I'm starting to question the logic behind having older games with much smaller textures and i/o needs on these drives; 1) because I rarely play them, and 2) because I doubt I would notice much difference.
There are two issues - how much faster it objectively loads and how much you subjectively perceive the benefit:-
1. "Measured" objective times depends a lot on how they're structured. Eg, a 1GB size game installed as 4,000 files will often benefit far more than a similar sized 1GB game arranged into 14 "packed" files as they'll be far more random reads vs sequential involved. And when you're loading a game, you're "unpacking" into memory as opposed to just blind copying, so real-life read speeds are often lower than SSD's peak benchmark as seen by the fact the
950 PRO has zero advantage over even cheap 850 EVO's / MX200's even in a lot of large newer games. I tested "old games on SSD vs HDD" a while ago and there was often only 1-2s difference in load times in "fewer large file" installs, but up to 40s difference on games with a ton of tiny files regardless of the age of the game. If a game "streams" in textures, there may be some stutter reduction advantages with an SSD. OTOH, games like Deus Ex or Serious Sam can pre-cache the whole level anyway and even if they didn't, many older smaller sub-1GB games will often completely fit into a RAM drive or at least Windows can "retain" the whole game in the Windows file cache.
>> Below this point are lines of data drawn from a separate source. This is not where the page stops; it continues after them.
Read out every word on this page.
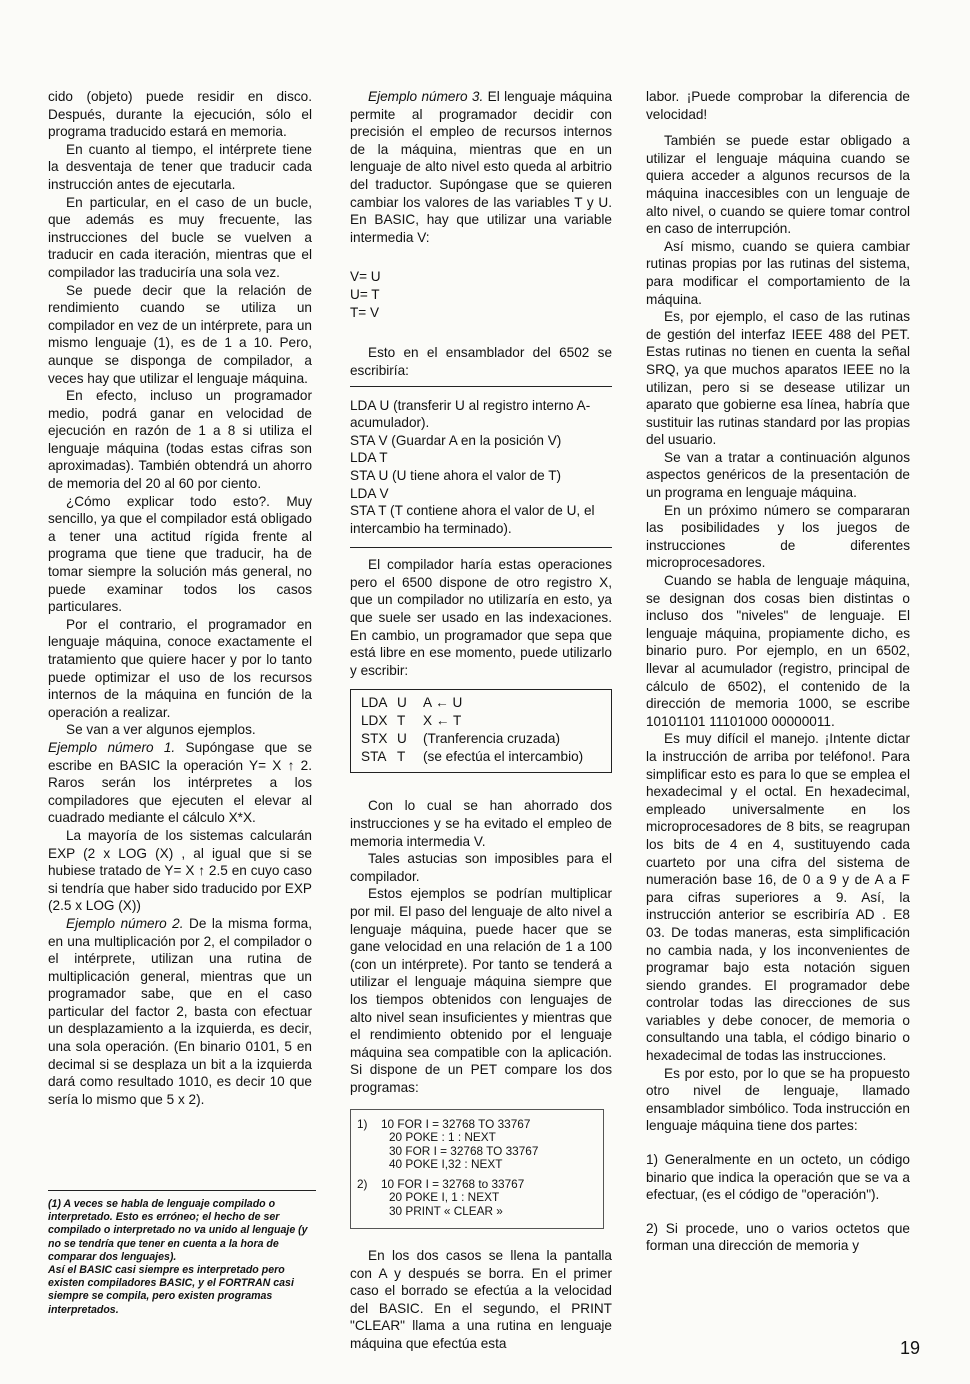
cido (objeto) puede residir en disco. Después, durante la ejecución, sólo el programa traducido estará en memoria.

En cuanto al tiempo, el intérprete tiene la desventaja de tener que traducir cada instrucción antes de ejecutarla.

En particular, en el caso de un bucle, que además es muy frecuente, las instrucciones del bucle se vuelven a traducir en cada iteración, mientras que el compilador las traduciría una sola vez.

Se puede decir que la relación de rendimiento cuando se utiliza un compilador en vez de un intérprete, para un mismo lenguaje (1), es de 1 a 10. Pero, aunque se disponga de compilador, a veces hay que utilizar el lenguaje máquina.

En efecto, incluso un programador medio, podrá ganar en velocidad de ejecución en razón de 1 a 8 si utiliza el lenguaje máquina (todas estas cifras son aproximadas). También obtendrá un ahorro de memoria del 20 al 60 por ciento.

¿Cómo explicar todo esto?. Muy sencillo, ya que el compilador está obligado a tener una actitud rígida frente al programa que tiene que traducir, ha de tomar siempre la solución más general, no puede examinar todos los casos particulares.

Por el contrario, el programador en lenguaje máquina, conoce exactamente el tratamiento que quiere hacer y por lo tanto puede optimizar el uso de los recursos internos de la máquina en función de la operación a realizar.

Se van a ver algunos ejemplos.

Ejemplo número 1. Supóngase que se escribe en BASIC la operación Y= X ↑ 2. Raros serán los intérpretes a los compiladores que ejecuten el elevar al cuadrado mediante el cálculo X*X.

La mayoría de los sistemas calcularán EXP (2 x LOG (X) , al igual que si se hubiese tratado de Y= X ↑ 2.5 en cuyo caso si tendría que haber sido traducido por EXP (2.5 x LOG (X))

Ejemplo número 2. De la misma forma, en una multiplicación por 2, el compilador o el intérprete, utilizan una rutina de multiplicación general, mientras que un programador sabe, que en el caso particular del factor 2, basta con efectuar un desplazamiento a la izquierda, es decir, una sola operación. (En binario 0101, 5 en decimal si se desplaza un bit a la izquierda dará como resultado 1010, es decir 10 que sería lo mismo que 5 x 2).

(1) A veces se habla de lenguaje compilado o interpretado. Esto es erróneo; el hecho de ser compilado o interpretado no va unido al lenguaje (y no se tendría que tener en cuenta a la hora de comparar dos lenguajes).
Así el BASIC casi siempre es interpretado pero existen compiladores BASIC, y el FORTRAN casi siempre se compila, pero existen programas interpretados.

Ejemplo número 3. El lenguaje máquina permite al programador decidir con precisión el empleo de recursos internos de la máquina, mientras que en un lenguaje de alto nivel esto queda al arbitrio del traductor. Supóngase que se quieren cambiar los valores de las variables T y U. En BASIC, hay que utilizar una variable intermedia V:

V= U
U= T
T= V

Esto en el ensamblador del 6502 se escribiría:

LDA U (transferir U al registro interno A-acumulador).
STA V (Guardar A en la posición V)
LDA T
STA U (U tiene ahora el valor de T)
LDA V
STA T (T contiene ahora el valor de U, el intercambio ha terminado).

El compilador haría estas operaciones pero el 6500 dispone de otro registro X, que un compilador no utilizaría en esto, ya que suele ser usado en las indexaciones. En cambio, un programador que sepa que está libre en ese momento, puede utilizarlo y escribir:

LDA U	A ← U
LDX T	X ← T
STX U	(Tranferencia cruzada)
STA T	(se efectúa el intercambio)

Con lo cual se han ahorrado dos instrucciones y se ha evitado el empleo de memoria intermedia V.

Tales astucias son imposibles para el compilador.

Estos ejemplos se podrían multiplicar por mil. El paso del lenguaje de alto nivel a lenguaje máquina, puede hacer que se gane velocidad en una relación de 1 a 100 (con un intérprete). Por tanto se tenderá a utilizar el lenguaje máquina siempre que los tiempos obtenidos con lenguajes de alto nivel sean insuficientes y mientras que el rendimiento obtenido por el lenguaje máquina sea compatible con la aplicación. Si dispone de un PET compare los dos programas:

1)	10 FOR I = 32768 TO 33767
20 POKE : 1 : NEXT
30 FOR I = 32768 TO 33767
40 POKE I,32 : NEXT
2)	10 FOR I = 32768 to 33767
20 POKE I, 1 : NEXT
30 PRINT « CLEAR »

En los dos casos se llena la pantalla con A y después se borra. En el primer caso el borrado se efectúa a la velocidad del BASIC. En el segundo, el PRINT "CLEAR" llama a una rutina en lenguaje máquina que efectúa esta

labor. ¡Puede comprobar la diferencia de velocidad!

También se puede estar obligado a utilizar el lenguaje máquina cuando se quiera acceder a algunos recursos de la máquina inaccesibles con un lenguaje de alto nivel, o cuando se quiere tomar control en caso de interrupción.

Así mismo, cuando se quiera cambiar rutinas propias por las rutinas del sistema, para modificar el comportamiento de la máquina.

Es, por ejemplo, el caso de las rutinas de gestión del interfaz IEEE 488 del PET. Estas rutinas no tienen en cuenta la señal SRQ, ya que muchos aparatos IEEE no la utilizan, pero si se desease utilizar un aparato que gobierne esa línea, habría que sustituir las rutinas standard por las propias del usuario.

Se van a tratar a continuación algunos aspectos genéricos de la presentación de un programa en lenguaje máquina.

En un próximo número se compararan las posibilidades y los juegos de instrucciones de diferentes microprocesadores.

Cuando se habla de lenguaje máquina, se designan dos cosas bien distintas o incluso dos "niveles" de lenguaje. El lenguaje máquina, propiamente dicho, es binario puro. Por ejemplo, en un 6502, llevar al acumulador (registro, principal de cálculo de 6502), el contenido de la dirección de memoria 1000, se escribe 10101101 11101000 00000011.

Es muy difícil el manejo. ¡Intente dictar la instrucción de arriba por teléfono!. Para simplificar esto es para lo que se emplea el hexadecimal y el octal. En hexadecimal, empleado universalmente en los microprocesadores de 8 bits, se reagrupan los bits de 4 en 4, sustituyendo cada cuarteto por una cifra del sistema de numeración base 16, de 0 a 9 y de A a F para cifras superiores a 9. Así, la instrucción anterior se escribiría AD . E8 03. De todas maneras, esta simplificación no cambia nada, y los inconvenientes de programar bajo esta notación siguen siendo grandes. El programador debe controlar todas las direcciones de sus variables y debe conocer, de memoria o consultando una tabla, el código binario o hexadecimal de todas las instrucciones.

Es por esto, por lo que se ha propuesto otro nivel de lenguaje, llamado ensamblador simbólico. Toda instrucción en lenguaje máquina tiene dos partes:

1) Generalmente en un octeto, un código binario que indica la operación que se va a efectuar, (es el código de "operación").

2) Si procede, uno o varios octetos que forman una dirección de memoria y

19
2. "Subjective" perception. There's a "threshold" where a game loads either fast enough or slow enough on both that it isn't an issue. Eg, a 54s vs 27s load time is far more obvious than a 4s vs 2s (same "ratio"). It's also why beyond a certain point, arguing over 9s vs 12s SSD vs SSD Windows boot times is equally pointless when most people stop caring below 15s. Likewise unskippable intro movies will also narrow the gap. I think it's Quantum Conundrum I tested where the difference in load times was something like 45s SSD vs 47s HDD, of which around 43s of both were due to an endless stream of unskippable intro movies, epilepsy warnings, etc. It's annoyingly long enough on both that an SSD isn't really that much benefit.
As others have said, you don't need every single game on premium SSD space and you might as well use your HDD as extra cheap space for games that either don't benefit that much or load quickly enough you don't notice in non side by side comparisons. There's also
Steam Mover where you can easily cache a game installed on a HDD onto an SSD with a single click then move it back again when you're done with another single click. Useful if you like having all your games installed and your HDD is far larger than your SSD but you only play some of them say once a year or less. Likewise, one thing you can do to speed game load times on any disc is disable the intro movies either by official ini tweaks or unofficial means (eg, replacing otherwise unskippable intro movie files with dummy single-frame ones of the same codec & format). Same with music & video files - unless you spend all day editing, the ultimate "bottleneck" for most people is the fastest media playback speed that still "makes sense" (1.3-1.5x) not the actual storage read speed.